Sunday, December 6, 2009

The Montreal Massacre and a Noisy Minority. Taking a Look Back

The video above is a look back at the horrible day twenty years ago, when Marc Lépine went on a rampage in a Montreal university, killing 14 women and wounding another 13. It is still fresh in many minds, including my own.

My boss at the time had a daughter attending that school, and was having a great deal of difficulty trying to obtain information. Just before leaving Kingston for Montreal, she received a call that her child was OK, but it did not mean that she didn't grieve.

I came across an article that was written at the ten year anniversary of this horrific event. It also tracks the history of the gun registry and includes an interview with Wendy Cukier, then president of the Coalition for Gun Control.

At the time it was believed that Ms Cukier's work was done, but she still lived in fear of "...what a noisy minority can do to change things", so never gave up her diligence. Her fears have now been realized, because a "noisy minority", has done the unthinkable.

I wasn't surprised after reading this that Garry Breitkreuz led the charge by Reform to oppose new gun legislation, but the article also states "so does about half the New Democratic Party caucus." Why did I assume their views would be in favour of women? I guess that's why so many voted to scrap the registry. They never agreed with it in the first place.

Lépine Massacre Ten Years After
Macleans Magazine
December 6, 1999
By: ANTHONY WILSON-SMITH

The nightmares that haunted Heidi Rathjen for such a long time seem to have disappeared.

For years, she snapped awake at night, tormented by remembered sounds of screams, shouts and the popping of an assault rifle. Rathjen was reliving real life: on Dec. 6, 1989, she spent 45 minutes huddled in silent terror in a student lounge at the University of Montreal, while Marc Lépine, a 25-year-old semi-recluse with a hatred of women, roamed the halls, shooting at any female he saw. "Whenever we thought things had quieted down," Rathjen recalled later, "another round of bullets would shatter the silence, smashing our hopes."

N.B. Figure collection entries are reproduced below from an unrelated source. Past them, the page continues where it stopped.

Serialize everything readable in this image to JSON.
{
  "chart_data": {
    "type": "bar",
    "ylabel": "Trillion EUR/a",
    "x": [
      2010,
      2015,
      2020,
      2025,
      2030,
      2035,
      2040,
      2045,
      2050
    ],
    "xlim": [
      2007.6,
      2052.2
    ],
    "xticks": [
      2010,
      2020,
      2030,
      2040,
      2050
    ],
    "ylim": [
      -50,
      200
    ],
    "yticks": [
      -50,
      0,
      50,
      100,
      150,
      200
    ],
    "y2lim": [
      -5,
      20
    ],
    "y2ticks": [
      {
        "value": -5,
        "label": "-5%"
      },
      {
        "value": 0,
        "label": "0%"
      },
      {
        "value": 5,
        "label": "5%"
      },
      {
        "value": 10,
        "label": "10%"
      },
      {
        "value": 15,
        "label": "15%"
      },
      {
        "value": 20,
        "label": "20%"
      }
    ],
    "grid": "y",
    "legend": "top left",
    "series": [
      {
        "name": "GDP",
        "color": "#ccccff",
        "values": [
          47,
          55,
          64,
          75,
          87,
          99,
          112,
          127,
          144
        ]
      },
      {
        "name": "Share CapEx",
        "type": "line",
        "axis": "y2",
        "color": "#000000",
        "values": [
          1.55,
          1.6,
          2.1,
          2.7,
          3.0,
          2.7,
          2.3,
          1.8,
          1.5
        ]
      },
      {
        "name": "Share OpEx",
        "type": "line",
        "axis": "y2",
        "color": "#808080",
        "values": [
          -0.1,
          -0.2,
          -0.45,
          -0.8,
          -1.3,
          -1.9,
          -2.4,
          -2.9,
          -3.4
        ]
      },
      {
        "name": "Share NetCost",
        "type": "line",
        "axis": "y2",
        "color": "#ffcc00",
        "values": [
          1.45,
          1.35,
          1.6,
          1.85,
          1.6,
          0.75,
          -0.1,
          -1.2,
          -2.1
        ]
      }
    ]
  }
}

By the time Lépine's rampage ended as he turned the gun on himself, he had killed 14 women and wounded another 13 people. Rathjen, then a 22-year-old engineering student at the university's Ecole polytechnique and now an anti-tobacco activist, considers herself "one of the lucky ones: the nightmares are a small thing next to keeping my life." ...

1 comment:

  1. My, how much things have changed. Now, in 2009, proponents of the long gun registry are the loud minority. Yet somehow we're suddenly supposed to bow to them.